For instance would $$\psi_1(x) = \sqrt{\frac{2}{L}}\sin(\frac{1\pi x}{L})$$ and $$\psi_2(x) = \sqrt{\frac{2}{L}}\sin(\frac{2\pi x}{L})?$$
The labels $i,j$ can correspond to any label that labels the set of orthonormal states $\{| \psi_i \rangle\}_i$. In your case, your states are energy eigenstates with different eigenvalues, so they are indeed orthogonal (by some linear algebra theorem), and I guess you've normalized them properly, so they are one possible choice. But you can change basis orthogonally
$$|u_i \rangle \equiv O_{ij} |\psi_j \rangle$$
and you'd still have the relation $\langle u_i|u_j \rangle = \delta_{ij}.$
For example, on a finite lattice you have momentum eigenstates $|\mathbf{p} \rangle$, but you can also Fourier transform to get position eigenstates $|\mathbf{x} \rangle.$ The latter aren't energy eigenstates, but are still orthogonal.

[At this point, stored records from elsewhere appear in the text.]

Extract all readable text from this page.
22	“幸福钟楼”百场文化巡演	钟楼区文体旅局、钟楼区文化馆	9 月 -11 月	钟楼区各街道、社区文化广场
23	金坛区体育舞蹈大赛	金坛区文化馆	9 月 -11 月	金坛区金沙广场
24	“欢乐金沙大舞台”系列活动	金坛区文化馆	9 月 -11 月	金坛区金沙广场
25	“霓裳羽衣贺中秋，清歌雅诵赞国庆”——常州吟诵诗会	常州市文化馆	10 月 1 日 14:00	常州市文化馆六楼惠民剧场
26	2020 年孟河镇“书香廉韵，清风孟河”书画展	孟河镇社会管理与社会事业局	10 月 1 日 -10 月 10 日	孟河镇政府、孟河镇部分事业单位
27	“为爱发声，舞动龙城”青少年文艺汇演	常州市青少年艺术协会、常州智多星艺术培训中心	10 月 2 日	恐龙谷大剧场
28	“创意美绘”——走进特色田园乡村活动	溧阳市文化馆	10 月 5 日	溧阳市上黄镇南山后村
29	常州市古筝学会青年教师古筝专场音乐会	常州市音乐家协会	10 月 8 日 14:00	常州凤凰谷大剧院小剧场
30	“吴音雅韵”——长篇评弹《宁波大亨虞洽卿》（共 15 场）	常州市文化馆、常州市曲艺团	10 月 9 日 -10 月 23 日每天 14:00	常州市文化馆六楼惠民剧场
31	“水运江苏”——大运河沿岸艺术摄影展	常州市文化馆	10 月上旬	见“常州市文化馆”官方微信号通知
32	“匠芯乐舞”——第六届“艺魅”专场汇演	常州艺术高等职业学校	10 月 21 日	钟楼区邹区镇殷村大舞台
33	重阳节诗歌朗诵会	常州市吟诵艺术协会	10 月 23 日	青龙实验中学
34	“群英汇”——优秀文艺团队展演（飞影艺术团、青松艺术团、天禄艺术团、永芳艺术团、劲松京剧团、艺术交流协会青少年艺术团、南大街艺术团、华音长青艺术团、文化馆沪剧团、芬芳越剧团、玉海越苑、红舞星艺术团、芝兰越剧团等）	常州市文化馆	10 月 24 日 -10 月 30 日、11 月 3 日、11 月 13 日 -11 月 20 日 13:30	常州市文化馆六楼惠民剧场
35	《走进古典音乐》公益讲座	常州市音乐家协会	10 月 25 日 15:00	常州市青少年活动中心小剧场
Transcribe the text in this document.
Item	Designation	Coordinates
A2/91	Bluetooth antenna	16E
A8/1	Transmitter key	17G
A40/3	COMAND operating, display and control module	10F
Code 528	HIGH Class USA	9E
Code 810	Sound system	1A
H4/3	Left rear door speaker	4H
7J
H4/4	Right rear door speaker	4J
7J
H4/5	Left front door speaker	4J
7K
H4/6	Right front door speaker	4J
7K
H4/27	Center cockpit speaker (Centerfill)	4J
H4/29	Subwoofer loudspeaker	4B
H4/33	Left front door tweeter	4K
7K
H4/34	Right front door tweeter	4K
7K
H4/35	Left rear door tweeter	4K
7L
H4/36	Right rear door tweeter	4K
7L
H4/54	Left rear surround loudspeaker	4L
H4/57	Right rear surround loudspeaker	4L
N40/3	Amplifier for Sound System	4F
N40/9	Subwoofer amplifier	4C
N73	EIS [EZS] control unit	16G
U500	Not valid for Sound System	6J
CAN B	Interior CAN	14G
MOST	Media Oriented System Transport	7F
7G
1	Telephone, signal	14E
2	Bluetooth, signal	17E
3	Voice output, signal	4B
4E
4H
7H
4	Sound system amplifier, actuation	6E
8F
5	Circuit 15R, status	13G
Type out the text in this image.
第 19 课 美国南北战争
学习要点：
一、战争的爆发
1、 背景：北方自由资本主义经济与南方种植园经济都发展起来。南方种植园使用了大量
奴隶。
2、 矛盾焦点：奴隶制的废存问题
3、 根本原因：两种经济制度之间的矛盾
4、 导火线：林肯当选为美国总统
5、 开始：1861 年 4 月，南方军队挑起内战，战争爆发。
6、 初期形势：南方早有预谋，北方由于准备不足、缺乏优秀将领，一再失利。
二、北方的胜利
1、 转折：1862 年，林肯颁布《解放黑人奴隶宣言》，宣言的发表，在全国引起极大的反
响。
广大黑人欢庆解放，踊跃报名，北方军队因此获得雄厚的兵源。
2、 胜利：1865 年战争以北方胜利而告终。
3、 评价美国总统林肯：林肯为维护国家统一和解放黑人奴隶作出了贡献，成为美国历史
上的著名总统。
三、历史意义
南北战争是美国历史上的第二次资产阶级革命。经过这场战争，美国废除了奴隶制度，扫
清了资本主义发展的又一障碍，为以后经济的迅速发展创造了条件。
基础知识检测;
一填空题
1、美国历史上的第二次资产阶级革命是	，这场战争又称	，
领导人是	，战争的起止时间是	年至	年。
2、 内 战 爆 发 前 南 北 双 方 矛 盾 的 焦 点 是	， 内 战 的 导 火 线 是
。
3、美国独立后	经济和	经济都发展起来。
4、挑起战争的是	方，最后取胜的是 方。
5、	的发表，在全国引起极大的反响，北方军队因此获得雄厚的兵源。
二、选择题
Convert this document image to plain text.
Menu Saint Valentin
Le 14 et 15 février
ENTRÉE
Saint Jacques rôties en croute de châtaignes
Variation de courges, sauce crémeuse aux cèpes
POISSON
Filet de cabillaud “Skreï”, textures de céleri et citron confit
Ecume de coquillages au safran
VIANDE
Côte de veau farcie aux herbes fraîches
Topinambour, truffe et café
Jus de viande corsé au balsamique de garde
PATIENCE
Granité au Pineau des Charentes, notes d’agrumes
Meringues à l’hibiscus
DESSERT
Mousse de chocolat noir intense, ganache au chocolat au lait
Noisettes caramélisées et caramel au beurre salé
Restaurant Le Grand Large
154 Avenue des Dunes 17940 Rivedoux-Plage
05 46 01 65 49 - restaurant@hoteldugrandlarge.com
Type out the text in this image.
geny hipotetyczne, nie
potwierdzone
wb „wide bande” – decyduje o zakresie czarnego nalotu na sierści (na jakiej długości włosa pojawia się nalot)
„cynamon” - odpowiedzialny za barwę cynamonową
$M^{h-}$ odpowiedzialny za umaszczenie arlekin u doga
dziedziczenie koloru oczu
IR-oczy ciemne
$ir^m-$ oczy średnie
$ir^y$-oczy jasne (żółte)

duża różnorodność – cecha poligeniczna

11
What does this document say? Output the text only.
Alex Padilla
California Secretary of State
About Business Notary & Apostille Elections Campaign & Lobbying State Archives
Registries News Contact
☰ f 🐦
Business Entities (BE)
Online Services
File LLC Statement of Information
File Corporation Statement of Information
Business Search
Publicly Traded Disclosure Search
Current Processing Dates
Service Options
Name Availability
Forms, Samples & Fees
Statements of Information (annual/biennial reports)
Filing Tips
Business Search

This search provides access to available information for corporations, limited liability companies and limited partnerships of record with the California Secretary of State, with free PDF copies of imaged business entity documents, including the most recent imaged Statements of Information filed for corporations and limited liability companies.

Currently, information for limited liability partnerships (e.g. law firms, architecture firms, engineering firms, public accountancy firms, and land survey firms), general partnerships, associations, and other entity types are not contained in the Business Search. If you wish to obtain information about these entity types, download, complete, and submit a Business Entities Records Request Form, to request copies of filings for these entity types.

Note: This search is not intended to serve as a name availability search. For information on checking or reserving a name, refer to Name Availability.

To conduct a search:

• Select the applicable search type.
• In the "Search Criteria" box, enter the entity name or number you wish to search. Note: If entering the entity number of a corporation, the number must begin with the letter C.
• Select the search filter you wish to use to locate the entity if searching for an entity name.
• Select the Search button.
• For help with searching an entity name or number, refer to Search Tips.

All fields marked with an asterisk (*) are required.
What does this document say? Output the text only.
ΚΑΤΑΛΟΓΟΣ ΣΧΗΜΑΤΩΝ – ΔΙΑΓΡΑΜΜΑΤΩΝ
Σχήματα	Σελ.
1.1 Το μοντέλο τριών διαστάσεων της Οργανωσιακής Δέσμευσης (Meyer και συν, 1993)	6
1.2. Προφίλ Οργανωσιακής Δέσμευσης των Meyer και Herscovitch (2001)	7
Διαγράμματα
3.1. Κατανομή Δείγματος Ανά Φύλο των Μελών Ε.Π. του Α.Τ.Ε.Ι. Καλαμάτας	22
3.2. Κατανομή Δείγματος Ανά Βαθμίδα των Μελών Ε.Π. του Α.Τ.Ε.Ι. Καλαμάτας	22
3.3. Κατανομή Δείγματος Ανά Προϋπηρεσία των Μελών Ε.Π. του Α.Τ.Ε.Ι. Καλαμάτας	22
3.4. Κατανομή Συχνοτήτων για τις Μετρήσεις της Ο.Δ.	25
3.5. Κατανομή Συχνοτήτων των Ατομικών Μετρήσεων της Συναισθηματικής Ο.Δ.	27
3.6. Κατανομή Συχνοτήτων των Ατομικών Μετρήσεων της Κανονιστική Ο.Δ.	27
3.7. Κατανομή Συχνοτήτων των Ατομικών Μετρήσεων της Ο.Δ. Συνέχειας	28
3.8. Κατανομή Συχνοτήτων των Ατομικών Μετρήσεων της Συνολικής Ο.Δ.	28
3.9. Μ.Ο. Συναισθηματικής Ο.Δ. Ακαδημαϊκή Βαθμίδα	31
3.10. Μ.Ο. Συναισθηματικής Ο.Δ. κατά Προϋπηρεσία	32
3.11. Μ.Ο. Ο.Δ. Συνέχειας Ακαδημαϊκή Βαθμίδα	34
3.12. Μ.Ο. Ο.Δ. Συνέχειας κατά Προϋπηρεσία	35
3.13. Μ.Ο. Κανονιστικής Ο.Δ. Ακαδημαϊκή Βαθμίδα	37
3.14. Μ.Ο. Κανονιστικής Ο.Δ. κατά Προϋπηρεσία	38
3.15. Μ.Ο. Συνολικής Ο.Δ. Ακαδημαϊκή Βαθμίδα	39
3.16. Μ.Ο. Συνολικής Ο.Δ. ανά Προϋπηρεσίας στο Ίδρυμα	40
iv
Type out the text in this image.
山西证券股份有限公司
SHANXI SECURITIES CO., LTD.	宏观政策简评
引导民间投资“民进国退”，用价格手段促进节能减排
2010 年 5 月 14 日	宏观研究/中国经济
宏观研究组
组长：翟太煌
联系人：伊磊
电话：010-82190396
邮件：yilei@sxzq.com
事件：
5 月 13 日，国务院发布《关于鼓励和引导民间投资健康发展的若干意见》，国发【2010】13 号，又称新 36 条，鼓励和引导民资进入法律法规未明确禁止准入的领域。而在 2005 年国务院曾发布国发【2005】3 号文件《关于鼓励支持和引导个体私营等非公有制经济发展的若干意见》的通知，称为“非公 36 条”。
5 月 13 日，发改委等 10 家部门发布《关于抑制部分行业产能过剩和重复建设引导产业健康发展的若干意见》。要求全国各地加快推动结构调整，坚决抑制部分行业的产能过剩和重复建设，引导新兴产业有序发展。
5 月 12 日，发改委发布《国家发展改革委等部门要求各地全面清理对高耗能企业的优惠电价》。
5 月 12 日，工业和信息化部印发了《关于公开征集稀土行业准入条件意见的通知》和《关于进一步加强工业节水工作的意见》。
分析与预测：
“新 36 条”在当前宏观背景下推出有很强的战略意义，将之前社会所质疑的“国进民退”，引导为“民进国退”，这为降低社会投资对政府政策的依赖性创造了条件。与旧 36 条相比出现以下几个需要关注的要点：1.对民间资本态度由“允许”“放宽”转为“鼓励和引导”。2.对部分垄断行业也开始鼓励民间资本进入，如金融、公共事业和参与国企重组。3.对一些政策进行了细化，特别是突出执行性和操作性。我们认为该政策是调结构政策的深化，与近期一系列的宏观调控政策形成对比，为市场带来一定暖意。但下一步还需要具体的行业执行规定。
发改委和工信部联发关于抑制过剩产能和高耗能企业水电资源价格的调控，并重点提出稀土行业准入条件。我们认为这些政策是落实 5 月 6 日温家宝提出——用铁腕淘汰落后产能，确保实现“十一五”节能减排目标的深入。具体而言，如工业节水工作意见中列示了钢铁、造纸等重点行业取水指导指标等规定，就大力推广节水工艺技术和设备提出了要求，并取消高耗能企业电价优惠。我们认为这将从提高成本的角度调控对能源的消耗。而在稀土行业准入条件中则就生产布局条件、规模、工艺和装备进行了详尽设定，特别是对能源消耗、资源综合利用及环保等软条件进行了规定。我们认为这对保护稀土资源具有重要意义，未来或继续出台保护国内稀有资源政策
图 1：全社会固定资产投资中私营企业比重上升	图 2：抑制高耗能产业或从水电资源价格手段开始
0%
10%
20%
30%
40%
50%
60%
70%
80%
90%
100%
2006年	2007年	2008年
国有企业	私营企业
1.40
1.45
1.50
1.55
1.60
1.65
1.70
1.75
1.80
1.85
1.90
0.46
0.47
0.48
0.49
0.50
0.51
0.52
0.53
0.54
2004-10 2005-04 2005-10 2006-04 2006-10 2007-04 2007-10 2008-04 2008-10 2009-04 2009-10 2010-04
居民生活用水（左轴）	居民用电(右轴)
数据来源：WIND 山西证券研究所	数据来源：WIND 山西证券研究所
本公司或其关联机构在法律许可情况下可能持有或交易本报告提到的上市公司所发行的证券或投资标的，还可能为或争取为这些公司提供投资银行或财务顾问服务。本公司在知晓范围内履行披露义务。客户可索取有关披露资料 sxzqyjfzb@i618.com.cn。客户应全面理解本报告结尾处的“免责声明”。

Your equation is the solution to Schrodinger's equation that describes a particle in a 1-D "box" of length L. The particular solution you have written represents the odd states. The integer-valued parametre, n, labels the quantum levels at which the particle can be inside the box. In each of these quantum states, 1, 2, 3,...$i$,...$j,...n,...$ the particle has different amount of energy, which are given by the equation
$E_n=\frac{h^2}{2mL^2}n^2$ where $n=1,2,3,...,i,...j,...n,...$.
A quantum state corresponding to the energy level $j$ is sybolically indicated by $|j>$ and is given by your equation with replacing $n$ by $j$, as you have done for $n=1$ and $n=2$. The particular expression you have written, $<\psi_i|\psi_j>$, represents the transition probability amplitude for the particle to jump from quantum state $|\psi_j>$ to $|\psi_i>$. The latter is zero since these wave-functions form an orthonormal set of quantum states, and you are showing this with the $\delta_{ij}$ symbole.